Long Haochen adentrou o nevoeiro. Os elementos de luz ali pareciam ainda mais densos, transmitindo uma sensação indescritível de conforto. Pensou consigo mesmo que, mesmo tendo encontrado sua futura montaria, seria bom aproveitar ao máximo os trinta dias ali. Sentia nitidamente que a rotação de energia em seu vórtice interior estava mais que duplicada, quase como durante a meditação profunda. Assim, poderia aumentar de três a quatro pontos de energia por dia.
Seguindo adiante, de repente o caminho se abriu. Ele pareceu atravessar a camada de neblina, e a paisagem à frente tornou-se nítida.
Ergueu os olhos e, surpreso, viu não mais névoa, mas um céu azul puro. Era como se aquela névoa dourada e diáfana tivesse sumido por completo.
A luz solar cálida e brilhante banhava tudo, e diante de si dançavam sombras irregulares de árvores, enquanto o ar fresco, impregnado do aroma das plantas, lavava instantaneamente todo o cansaço do caminho.
Estava então ao pé de uma montanha, vislumbrando apenas a floresta adiante. As árvores, imponentes, erguiam-se com pelo menos quarenta ou cinquenta metros de altura. A vegetação era exuberante, e não havia trilha alguma.

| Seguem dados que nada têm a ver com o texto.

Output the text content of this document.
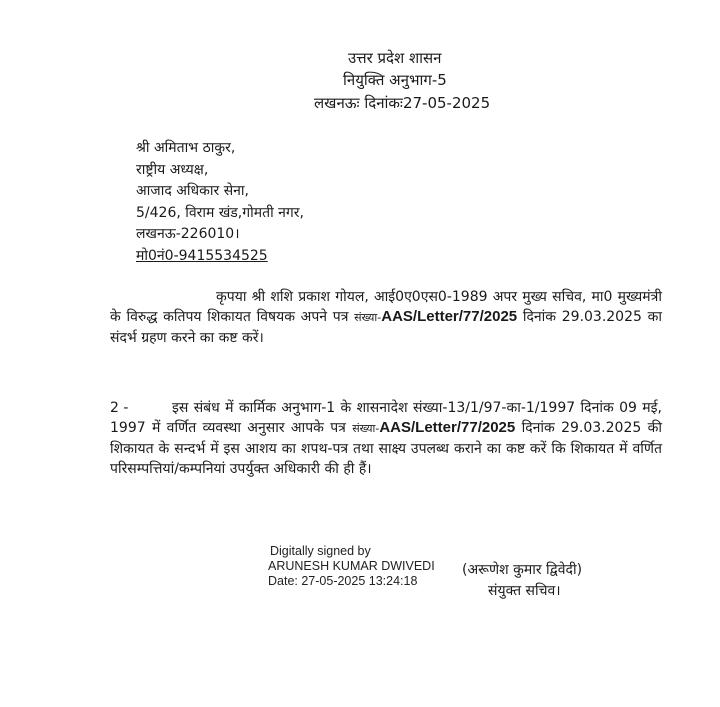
उत्तर प्रदेश शासन
नियुक्ति अनुभाग-5
लखनऊः दिनांकः27-05-2025
श्री अमिताभ ठाकुर,
राष्ट्रीय अध्यक्ष,
आजाद अधिकार सेना,
5/426, विराम खंड,गोमती नगर,
लखनऊ-226010।
मो0नं0-9415534525
कृपया श्री शशि प्रकाश गोयल, आई0ए0एस0-1989 अपर मुख्य सचिव, मा0 मुख्यमंत्री के विरुद्ध कतिपय शिकायत विषयक अपने पत्र संख्या-AAS/Letter/77/2025 दिनांक 29.03.2025 का संदर्भ ग्रहण करने का कष्ट करें।
2 -	इस संबंध में कार्मिक अनुभाग-1 के शासनादेश संख्या-13/1/97-का-1/1997 दिनांक 09 मई, 1997 में वर्णित व्यवस्था अनुसार आपके पत्र संख्या-AAS/Letter/77/2025 दिनांक 29.03.2025 की शिकायत के सन्दर्भ में इस आशय का शपथ-पत्र तथा साक्ष्य उपलब्ध कराने का कष्ट करें कि शिकायत में वर्णित परिसम्पत्तियां/कम्पनियां उपर्युक्त अधिकारी की ही हैं।
Digitally signed by
ARUNESH KUMAR DWIVEDI
Date: 27-05-2025 13:24:18
(अरूणेश कुमार द्विवेदी)
संयुक्त सचिव।
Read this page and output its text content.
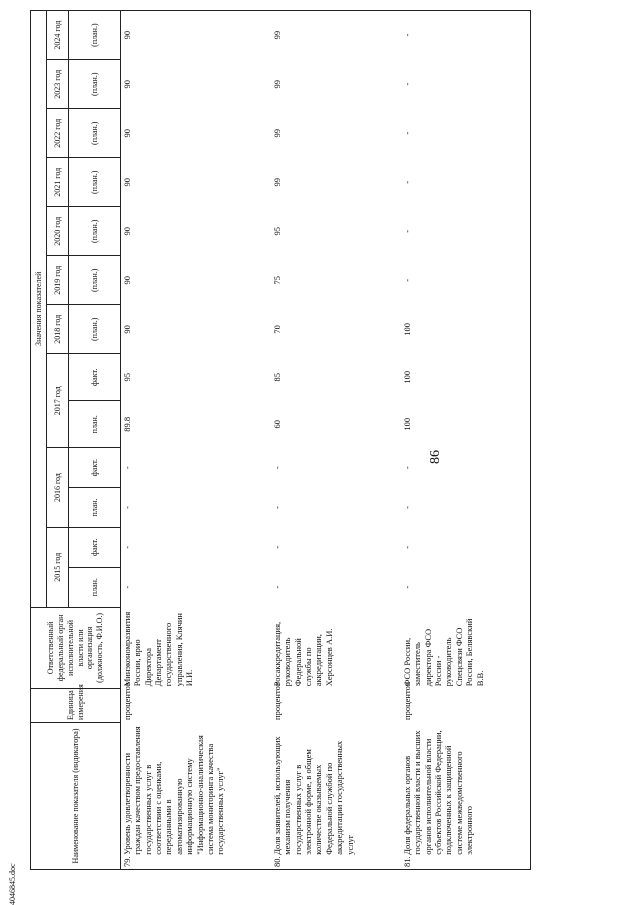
86
4046845.doc
Наименование показателя (индикатора)		Единица измерения	Ответственный федеральный орган исполнительной власти или организация (должность, Ф.И.О.)	Значения показателей												
				2015 год		2016 год		2017 год		2018 год	2019 год	2020 год	2021 год	2022 год	2023 год	2024 год
				план.	факт.	план.	факт.	план.	факт.	(план.)	(план.)	(план.)	(план.)	(план.)	(план.)	(план.)
79.	Уровень удовлетворенности граждан качеством предоставления государственных услуг в соответствии с оценками, переданными в автоматизированную информационную систему "Информационно-аналитическая система мониторинга качества государственных услуг"	процентов	Минэкономразвития России, врио Директора Департамент государственного управления, Клячин И.И.	-	-	-	-	89.8	95	90	90	90	90	90	90	90
80.	Доля заявителей, использующих механизм получения государственных услуг в электронной форме, в общем количестве оказываемых Федеральной службой по аккредитации государственных услуг	процентов	Росаккредитация, руководитель Федеральной службы по аккредитации, Херсонцев А.И.	-	-	-	-	60	85	70	75	95	99	99	99	99
81.	Доля федеральных органов государственной власти и высших органов исполнительной власти субъектов Российской Федерации, подключенных к защищенной системе межведомственного электронного	процентов	ФСО России, заместитель директора ФСО России - руководитель Спецсвязи ФСО России, Белявский В.В.	-	-	-	-	100	100	100	-	-	-	-	-	-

Com a mão esquerda, retirou o Escudo Radiante; com a direita, desembainhou a espada pesada. O medalhão negro ficou junto ao cabo da espada, pronto para ser consultado a qualquer momento.
Com um sibilo, uma figura amarela passou correndo à sua frente — era uma besta mágica semelhante a um macaco, que pousou num galho próximo e até mostrou os dentes para Long Haochen antes de sumir saltando.
Que incrível matriz mágica!, pensou Long Haochen. Fora dali, a maioria das bestas mágicas eram hostis aos humanos e, em oitenta por cento dos encontros, atacavam sem hesitar. Mas ali, após a bênção do Santuário dos Cavaleiros, tornavam-se muito mais amigáveis. A Montanha Sagrada dos Cavaleiros era realmente um lugar extraordinário.
Olhou para o medalhão em sua mão: um brilho alaranjado surgiu, indicando que aquela besta era de terceiro grau.
Sem perder tempo, Long Haochen avançou pela floresta. Murmurou algumas notas, criando um escudo de luz protetor ao seu redor, e seguiu adiante, observando tudo com cautela.
Ye Hua lhe dissera que, ao entrar na Montanha Sagrada dos Cavaleiros, a primeira coisa a fazer era escalar o topo de uma montanha para se orientar e então avançar para o interior, onde as bestas se tornavam mais fortes.
A vegetação era tão densa que Long Haochen precisou abrir caminho com sua espada pesada, o que tornou sua ascensão lenta. Levou meia hora para alcançar o topo da primeira montanha.
No caminho, encontrou algumas bestas mágicas, mas eram de baixo nível, principalmente de terceiro ou quarto grau, e não demonstraram nenhuma aproximação amigável.
Ao chegar ao cume, a vista se descortinou: uma cadeia montanhosa ondulante se estendia diante de seus olhos.
Era como um mar verde, e nas montanhas distantes, algumas árvores se destacavam pela altura — mesmo dali, podia vê-las com clareza.